İşte Allah’ı sevmeyi kendi nefsini sevmeye tercih ederse demek olabilir. O da çok güzel bir mana. O mana da doğrudur. Sevilecek ne var? Bir türkü duydum, ama hoşuma gitti manası. Yani nereye tatbik edersen nereye çekersen oraya gider manası:
Seversen bir güzel sev, çekme çirkin derdini.
Güzeller güzeli Allah-u Teàlâ Hazretleri. Her türlü güzelliği halk etmiş olan, her türlü sanatın kudretin kuvvetin gücün güzelliğin kemalin sahibi olan Allahuteala. Seveceksen onu sev! Şunu seviyorsun, bunu seviyorsun, şu tarafı güzel ama bu tarafı fena. Gül güzel ama dikeni var. Gül yağı güzel ama sürüyorsun biraz sonra uçup gidiyor. Her şeyin böyle kendine göre bir kusuru var ama Allah-u Teàlâ Hazretleri sübhandır; yani her türlü kusurdan münezzeh güzeldir. Seversen onu sev. Bağlanacaksan gönlünü ona bağla.

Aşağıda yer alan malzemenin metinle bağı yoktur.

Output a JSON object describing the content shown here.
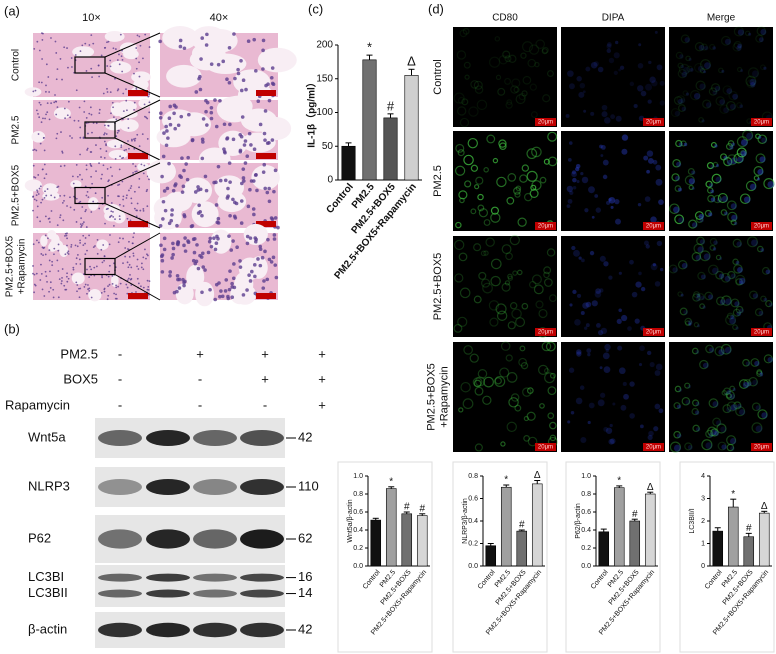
{
  "panels": {
    "a": {
      "label": "(a)",
      "columns": [
        "10×",
        "40×"
      ],
      "rows": [
        [
          "Control"
        ],
        [
          "PM2.5"
        ],
        [
          "PM2.5+BOX5"
        ],
        [
          "PM2.5+BOX5",
          "+Rapamycin"
        ]
      ]
    },
    "b": {
      "label": "(b)",
      "treatments": [
        {
          "name": "PM2.5",
          "signs": [
            "-",
            "+",
            "+",
            "+"
          ]
        },
        {
          "name": "BOX5",
          "signs": [
            "-",
            "-",
            "+",
            "+"
          ]
        },
        {
          "name": "Rapamycin",
          "signs": [
            "-",
            "-",
            "-",
            "+"
          ]
        }
      ],
      "blots": [
        {
          "names": [
            "Wnt5a"
          ],
          "kda": [
            42
          ]
        },
        {
          "names": [
            "NLRP3"
          ],
          "kda": [
            110
          ]
        },
        {
          "names": [
            "P62"
          ],
          "kda": [
            62
          ]
        },
        {
          "names": [
            "LC3BI",
            "LC3BII"
          ],
          "kda": [
            16,
            14
          ]
        },
        {
          "names": [
            "β-actin"
          ],
          "kda": [
            42
          ]
        }
      ]
    },
    "c": {
      "label": "(c)"
    },
    "d": {
      "label": "(d)",
      "columns": [
        "CD80",
        "DIPA",
        "Merge"
      ],
      "rows": [
        [
          "Control"
        ],
        [
          "PM2.5"
        ],
        [
          "PM2.5+BOX5"
        ],
        [
          "PM2.5+BOX5",
          "+Rapamycin"
        ]
      ],
      "scale_bar": "20μm"
    }
  },
  "chart_data": [
    {
      "type": "bar",
      "ylabel": "IL-1β（pg/ml）",
      "categories": [
        "Control",
        "PM2.5",
        "PM2.5+BOX5",
        "PM2.5+BOX5+Rapamycin"
      ],
      "values": [
        50,
        178,
        92,
        155
      ],
      "errors": [
        5,
        7,
        6,
        9
      ],
      "annotations": [
        null,
        "*",
        "#",
        "Δ"
      ],
      "colors": [
        "#111111",
        "#707070",
        "#555555",
        "#cfcfcf"
      ],
      "ylim": [
        0,
        200
      ],
      "yticks": [
        0,
        50,
        100,
        150,
        200
      ]
    },
    {
      "type": "bar",
      "ylabel": "Wnt5a/β-actin",
      "categories": [
        "Control",
        "PM2.5",
        "PM2.5+BOX5",
        "PM2.5+BOX5+Rapamycin"
      ],
      "values": [
        0.51,
        0.86,
        0.58,
        0.56
      ],
      "errors": [
        0.02,
        0.02,
        0.02,
        0.02
      ],
      "annotations": [
        null,
        "*",
        "#",
        "#"
      ],
      "colors": [
        "#111111",
        "#a0a0a0",
        "#707070",
        "#d6d6d6"
      ],
      "ylim": [
        0,
        1.0
      ],
      "yticks": [
        {
          "value": 0,
          "label": "0.0"
        },
        0.2,
        0.4,
        0.6,
        0.8,
        {
          "value": 1.0,
          "label": "1.0"
        }
      ]
    },
    {
      "type": "bar",
      "ylabel": "NLRP3/β-actin",
      "categories": [
        "Control",
        "PM2.5",
        "PM2.5+BOX5",
        "PM2.5+BOX5+Rapamycin"
      ],
      "values": [
        0.18,
        0.7,
        0.31,
        0.73
      ],
      "errors": [
        0.02,
        0.02,
        0.01,
        0.03
      ],
      "annotations": [
        null,
        "*",
        "#",
        "Δ"
      ],
      "colors": [
        "#111111",
        "#a0a0a0",
        "#707070",
        "#d6d6d6"
      ],
      "ylim": [
        0,
        0.8
      ],
      "yticks": [
        {
          "value": 0,
          "label": "0.0"
        },
        0.2,
        0.4,
        0.6,
        0.8
      ]
    },
    {
      "type": "bar",
      "ylabel": "P62/β-actin",
      "categories": [
        "Control",
        "PM2.5",
        "PM2.5+BOX5",
        "PM2.5+BOX5+Rapamycin"
      ],
      "values": [
        0.38,
        0.87,
        0.5,
        0.8
      ],
      "errors": [
        0.03,
        0.02,
        0.02,
        0.02
      ],
      "annotations": [
        null,
        "*",
        "#",
        "Δ"
      ],
      "colors": [
        "#111111",
        "#a0a0a0",
        "#707070",
        "#d6d6d6"
      ],
      "ylim": [
        0,
        1.0
      ],
      "yticks": [
        {
          "value": 0,
          "label": "0.0"
        },
        0.2,
        0.4,
        0.6,
        0.8,
        {
          "value": 1.0,
          "label": "1.0"
        }
      ]
    },
    {
      "type": "bar",
      "ylabel": "LC3BII/I",
      "categories": [
        "Control",
        "PM2.5",
        "PM2.5+BOX5",
        "PM2.5+BOX5+Rapamycin"
      ],
      "values": [
        1.55,
        2.62,
        1.3,
        2.35
      ],
      "errors": [
        0.15,
        0.35,
        0.15,
        0.08
      ],
      "annotations": [
        null,
        "*",
        "#",
        "Δ"
      ],
      "colors": [
        "#111111",
        "#a0a0a0",
        "#707070",
        "#d6d6d6"
      ],
      "ylim": [
        0,
        4
      ],
      "yticks": [
        0,
        1,
        2,
        3,
        4
      ]
    }
  ]
}
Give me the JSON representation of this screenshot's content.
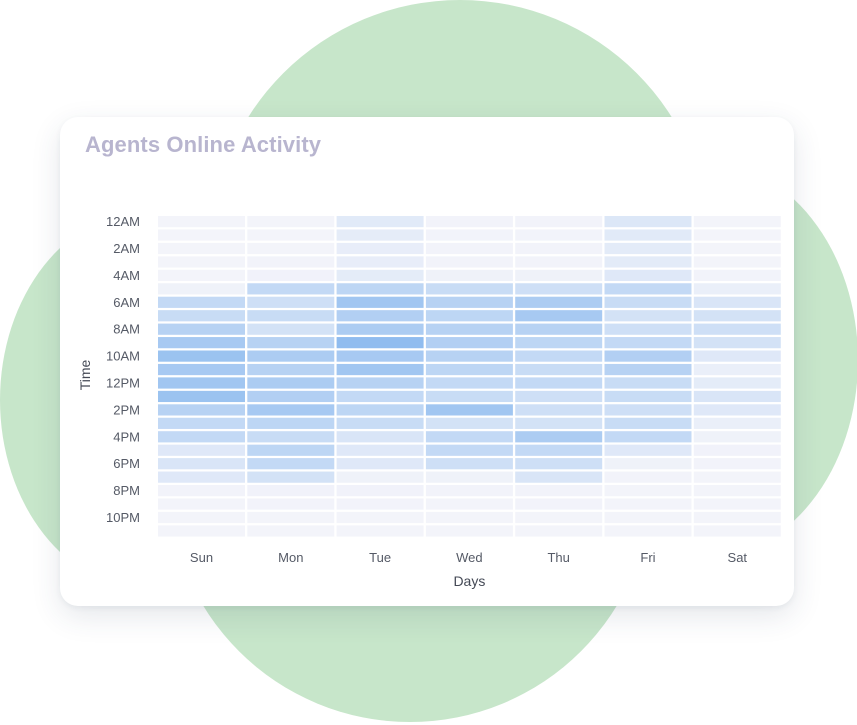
{
  "colors": {
    "background_blob": "#c7e6ca",
    "card": "#ffffff",
    "title": "#b8b5cf",
    "cell_low": "#f5f5fa",
    "cell_high": "#85b6ee"
  },
  "card": {
    "title": "Agents Online Activity"
  },
  "chart_data": {
    "type": "heatmap",
    "title": "Agents Online Activity",
    "xlabel": "Days",
    "ylabel": "Time",
    "x_categories": [
      "Sun",
      "Mon",
      "Tue",
      "Wed",
      "Thu",
      "Fri",
      "Sat"
    ],
    "y_tick_labels": [
      "12AM",
      "2AM",
      "4AM",
      "6AM",
      "8AM",
      "10AM",
      "12PM",
      "2PM",
      "4PM",
      "6PM",
      "8PM",
      "10PM"
    ],
    "y_rows": 24,
    "value_range": [
      0,
      1
    ],
    "grid": false,
    "legend": "none",
    "values": [
      [
        0.02,
        0.02,
        0.18,
        0.03,
        0.03,
        0.22,
        0.02
      ],
      [
        0.02,
        0.02,
        0.14,
        0.03,
        0.03,
        0.18,
        0.02
      ],
      [
        0.02,
        0.02,
        0.12,
        0.03,
        0.03,
        0.16,
        0.02
      ],
      [
        0.02,
        0.03,
        0.12,
        0.03,
        0.03,
        0.16,
        0.02
      ],
      [
        0.02,
        0.04,
        0.15,
        0.05,
        0.05,
        0.2,
        0.03
      ],
      [
        0.05,
        0.45,
        0.5,
        0.4,
        0.35,
        0.45,
        0.1
      ],
      [
        0.45,
        0.35,
        0.75,
        0.55,
        0.65,
        0.4,
        0.25
      ],
      [
        0.4,
        0.4,
        0.6,
        0.5,
        0.7,
        0.3,
        0.3
      ],
      [
        0.55,
        0.3,
        0.65,
        0.55,
        0.55,
        0.35,
        0.35
      ],
      [
        0.7,
        0.55,
        0.9,
        0.6,
        0.5,
        0.45,
        0.3
      ],
      [
        0.8,
        0.65,
        0.7,
        0.55,
        0.45,
        0.6,
        0.2
      ],
      [
        0.7,
        0.55,
        0.75,
        0.5,
        0.4,
        0.55,
        0.1
      ],
      [
        0.75,
        0.65,
        0.55,
        0.45,
        0.45,
        0.4,
        0.15
      ],
      [
        0.8,
        0.6,
        0.45,
        0.4,
        0.35,
        0.4,
        0.25
      ],
      [
        0.55,
        0.7,
        0.5,
        0.75,
        0.35,
        0.35,
        0.2
      ],
      [
        0.45,
        0.5,
        0.4,
        0.3,
        0.3,
        0.4,
        0.1
      ],
      [
        0.45,
        0.4,
        0.25,
        0.45,
        0.65,
        0.45,
        0.05
      ],
      [
        0.2,
        0.5,
        0.2,
        0.45,
        0.45,
        0.2,
        0.04
      ],
      [
        0.25,
        0.45,
        0.2,
        0.35,
        0.35,
        0.05,
        0.03
      ],
      [
        0.2,
        0.3,
        0.05,
        0.05,
        0.25,
        0.03,
        0.02
      ],
      [
        0.03,
        0.04,
        0.04,
        0.03,
        0.03,
        0.02,
        0.02
      ],
      [
        0.02,
        0.03,
        0.03,
        0.02,
        0.03,
        0.02,
        0.02
      ],
      [
        0.02,
        0.02,
        0.02,
        0.02,
        0.02,
        0.02,
        0.02
      ],
      [
        0.02,
        0.02,
        0.02,
        0.02,
        0.02,
        0.02,
        0.02
      ]
    ]
  }
}
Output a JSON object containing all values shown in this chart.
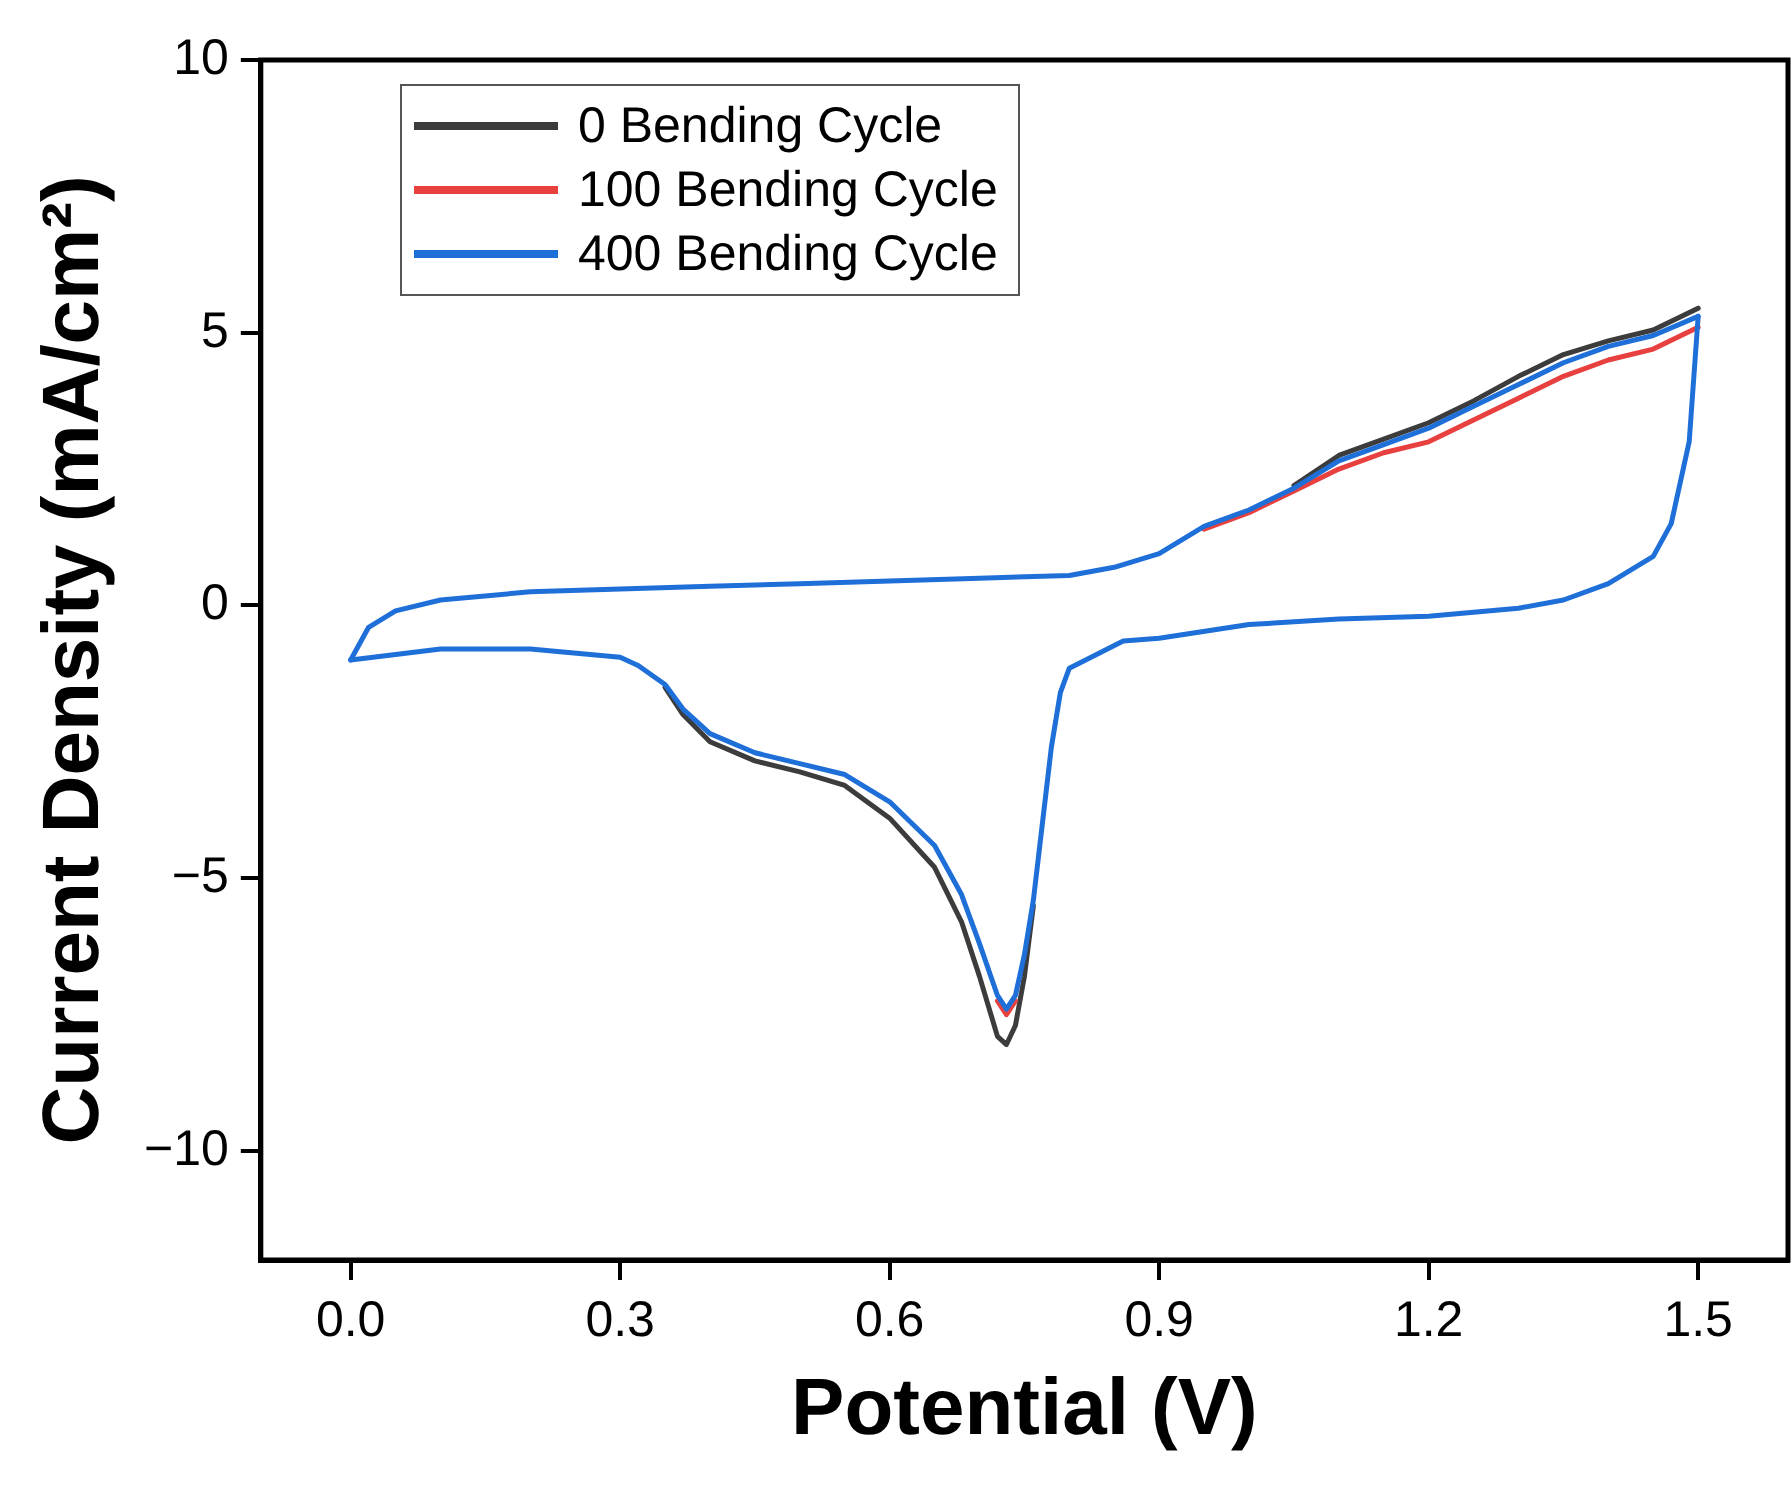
{
  "chart_data": {
    "type": "line",
    "xlabel": "Potential (V)",
    "ylabel": "Current Density (mA/cm²)",
    "series": [
      {
        "name": "0 Bending Cycle",
        "color": "#3c3c3c",
        "x": [
          1.05,
          1.1,
          1.15,
          1.2,
          1.25,
          1.3,
          1.35,
          1.4,
          1.45,
          1.5
        ],
        "values": [
          2.2,
          2.75,
          3.05,
          3.35,
          3.75,
          4.2,
          4.6,
          4.85,
          5.05,
          5.45
        ]
      },
      {
        "color": "#3c3c3c",
        "x": [
          0.76,
          0.75,
          0.74,
          0.73,
          0.72,
          0.7,
          0.68,
          0.65,
          0.6,
          0.55,
          0.5,
          0.45,
          0.4,
          0.37,
          0.35
        ],
        "values": [
          -5.5,
          -6.8,
          -7.7,
          -8.05,
          -7.9,
          -6.8,
          -5.8,
          -4.8,
          -3.9,
          -3.3,
          -3.05,
          -2.85,
          -2.5,
          -2.0,
          -1.5
        ]
      },
      {
        "name": "100 Bending Cycle",
        "color": "#e8403e",
        "x": [
          0.95,
          1.0,
          1.05,
          1.1,
          1.15,
          1.2,
          1.25,
          1.3,
          1.35,
          1.4,
          1.45,
          1.5
        ],
        "values": [
          1.4,
          1.7,
          2.1,
          2.5,
          2.8,
          3.0,
          3.4,
          3.8,
          4.2,
          4.5,
          4.7,
          5.1
        ]
      },
      {
        "color": "#e8403e",
        "x": [
          0.74,
          0.73,
          0.72
        ],
        "values": [
          -7.25,
          -7.5,
          -7.25
        ]
      },
      {
        "name": "400 Bending Cycle",
        "color": "#1f6fd8",
        "x": [
          0,
          0.02,
          0.05,
          0.1,
          0.2,
          0.3,
          0.4,
          0.5,
          0.6,
          0.7,
          0.8,
          0.85,
          0.9,
          0.95,
          1.0,
          1.05,
          1.1,
          1.15,
          1.2,
          1.25,
          1.3,
          1.35,
          1.4,
          1.45,
          1.5
        ],
        "values": [
          -1,
          -0.4,
          -0.1,
          0.1,
          0.25,
          0.3,
          0.35,
          0.4,
          0.45,
          0.5,
          0.55,
          0.7,
          0.95,
          1.45,
          1.75,
          2.15,
          2.65,
          2.95,
          3.25,
          3.65,
          4.05,
          4.45,
          4.75,
          4.95,
          5.3
        ]
      },
      {
        "color": "#1f6fd8",
        "x": [
          1.5,
          1.49,
          1.47,
          1.45,
          1.4,
          1.35,
          1.3,
          1.2,
          1.1,
          1.0,
          0.9,
          0.86,
          0.8,
          0.79,
          0.78,
          0.77,
          0.76,
          0.75,
          0.74,
          0.73,
          0.72,
          0.7,
          0.68,
          0.65,
          0.6,
          0.55,
          0.5,
          0.45,
          0.4,
          0.37,
          0.35,
          0.32,
          0.3,
          0.2,
          0.1,
          0.05,
          0
        ],
        "values": [
          5.3,
          3,
          1.5,
          0.9,
          0.4,
          0.1,
          -0.05,
          -0.2,
          -0.25,
          -0.35,
          -0.6,
          -0.65,
          -1.15,
          -1.6,
          -2.6,
          -4.0,
          -5.4,
          -6.4,
          -7.15,
          -7.4,
          -7.15,
          -6.2,
          -5.3,
          -4.4,
          -3.6,
          -3.1,
          -2.9,
          -2.7,
          -2.35,
          -1.9,
          -1.45,
          -1.1,
          -0.95,
          -0.8,
          -0.8,
          -0.9,
          -1.0
        ]
      }
    ],
    "xlim": [
      -0.1,
      1.6
    ],
    "xticks": [
      {
        "value": 0,
        "label": "0.0"
      },
      0.3,
      0.6,
      0.9,
      1.2,
      1.5
    ],
    "ylim": [
      -12,
      10
    ],
    "yticks": [
      {
        "value": -10,
        "label": "−10"
      },
      {
        "value": -5,
        "label": "−5"
      },
      0,
      5,
      10
    ],
    "legend": "top left",
    "marker": "none",
    "line_style": "solid"
  }
}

Niye nefsini seversin, kendini beğenirsin? O mana çıkar. O da manaların güzellerinin güzelleridir yani. En hoş manadır. Allah bize kendi sevgisini, yani muhabbetullahı, Allah sevgisini gönlümüze ihsan eylesin... Onu seven ve onun sevgisini her şeye tercih eden kimselerden eylesin.
Biliyorsunuz hadis-i şerifte buyuruyor ki Peygamber
Efendimiz bir insan Allah ve rasulünü onların dışındaki her şeyden daha çok sevmedikçe iyi mü’min olmaz. En çok kimi sevmemiz lazım bizim? Allah’ı sevmemiz lazım! Ondan sonra Allah’ın elçisini severiz, Rasulünü; o göndermiş diye. Kur’anını severiz, kitabı diye. Emrini severiz, buyruğu diye. Yasağını severiz, o yasaklamış diye.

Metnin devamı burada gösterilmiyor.